前作の事件から3年後。放棄されていた「ジュラシック・ワールド」の島で火山活動が起こり、恐竜を救出するかどうかの議論が起こる。恐竜保護団体を立ち上げていたクレアは、オーウェンとともに島へ向かう…。
予告編では、クレアたちが、恐竜とともに噴火から逃げ惑うビジュアルが使われている。これは前半の山場で、スケールアップした恐竜パニックを存分に楽しむことができる。だが、いつもの「ジュラシック・パーク」はここまで。物語はまだ半分残っているのだ。
注:以下にネタバレを含む
後半の舞台はロックウッドの屋敷だ。レイフの恐竜保護は建前であり、実は捕獲した恐竜を売りさばく計画だった。また、屋敷の地下では新しい恐竜インドラプトルの開発も進められていた。とらえられたクレアたちは、屋敷の少女とともに脱出をはかるが…
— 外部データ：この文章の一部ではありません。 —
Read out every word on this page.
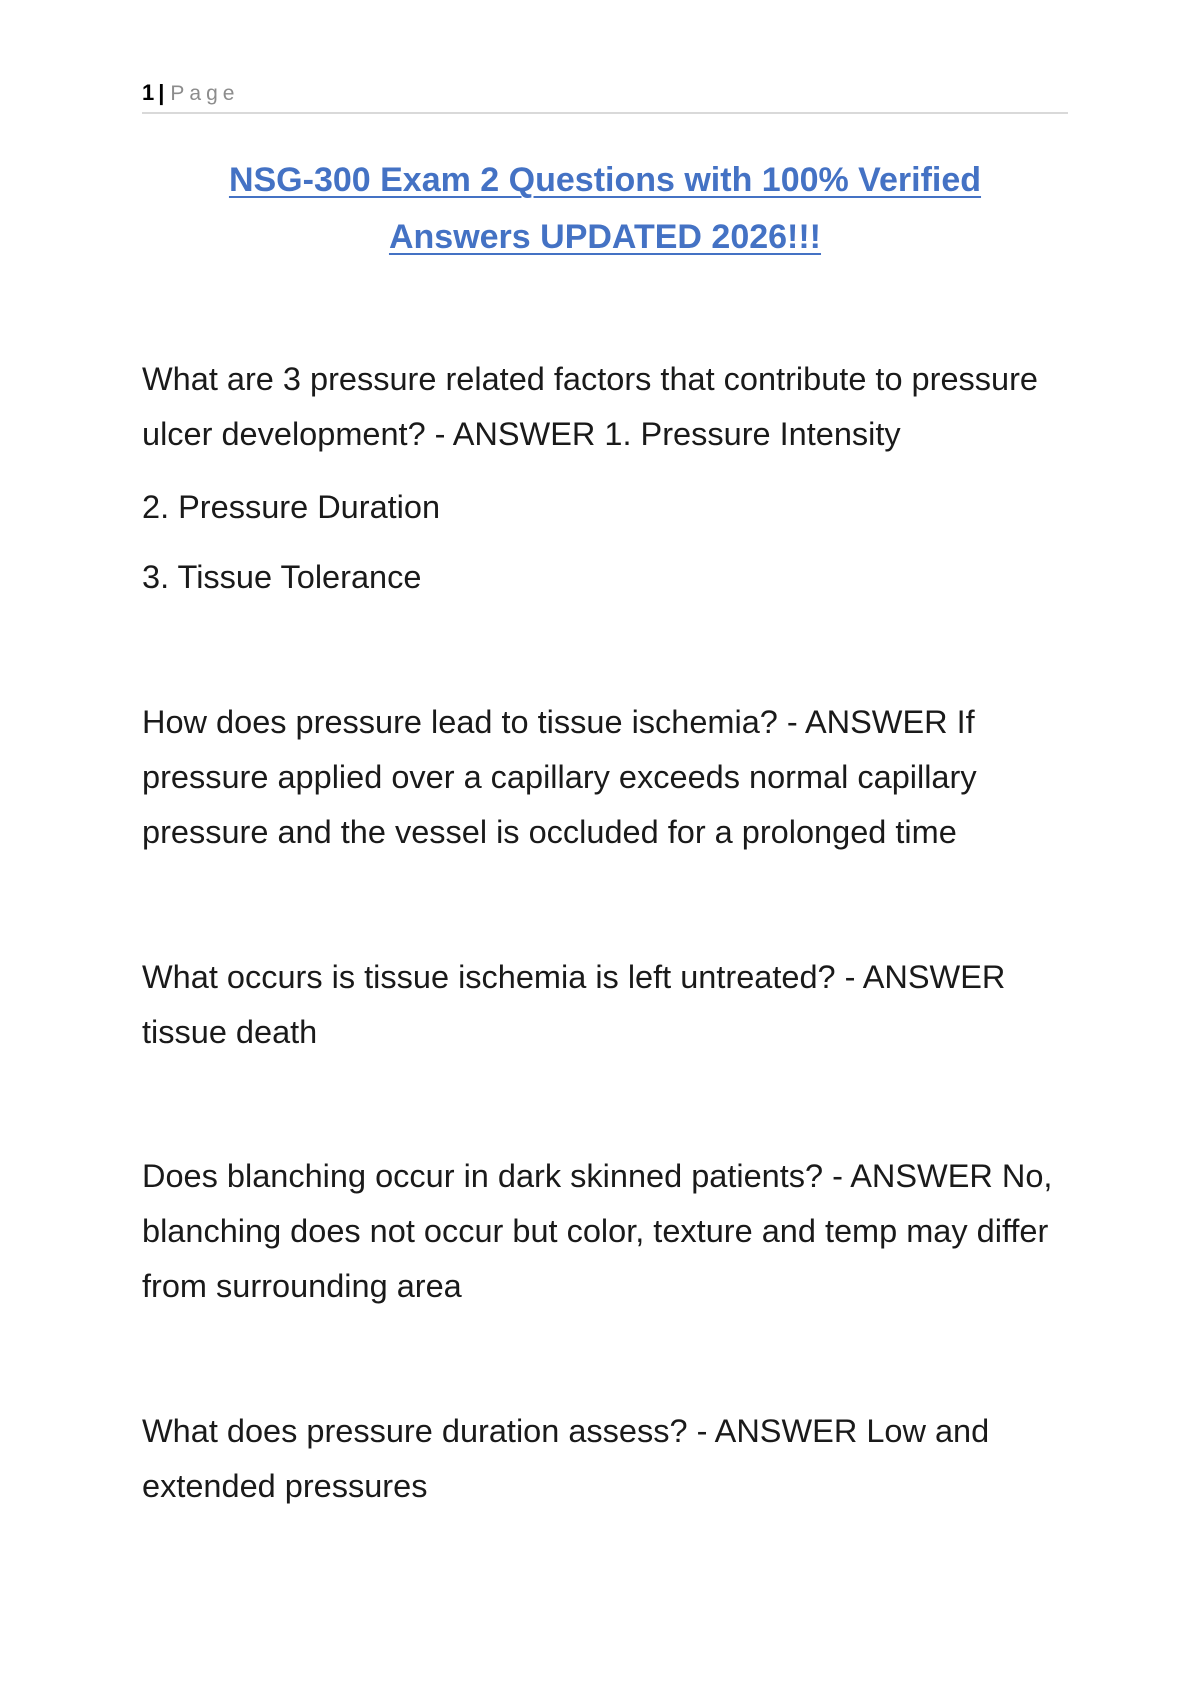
1 | Page
NSG-300 Exam 2 Questions with 100% Verified
Answers UPDATED 2026!!!

What are 3 pressure related factors that contribute to pressure ulcer development? - ANSWER 1. Pressure Intensity

2. Pressure Duration

3. Tissue Tolerance

How does pressure lead to tissue ischemia? - ANSWER If pressure applied over a capillary exceeds normal capillary pressure and the vessel is occluded for a prolonged time

What occurs is tissue ischemia is left untreated? - ANSWER tissue death

Does blanching occur in dark skinned patients? - ANSWER No, blanching does not occur but color, texture and temp may differ from surrounding area

What does pressure duration assess? - ANSWER Low and extended pressures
オープンな屋外から一転、館もののアドベンチャーになる展開は意外性がある。また、インドラプトルとのくだりは、ホラー演出が際立っており、「ジュラシック」シリーズとは思えない怖さが味わえた。それにしてもこの雰囲気、どこかで見たことがあるぞ、と思ったら「ディノクライシス」だった。「バイオハザード」のゾンビが恐竜に置き換わったようなゲームなのだが(笑)、なかなか面白かった記憶がある。今のゲーム機で出たら欲しいかもしれない。
結末は、かなり思い切ったことをしており、続編で今までと全く違う映画となることは必至。賛否はあるだろうが、人気シリーズだからと言ってマンネリに終わらせなかった意欲は大いに買う。「ジュラシック・ワールド」が過去のシリーズへのラブレターだとしたら、「炎の王国」は挑戦状だ。続編でもぜひ攻めてほしいと思う。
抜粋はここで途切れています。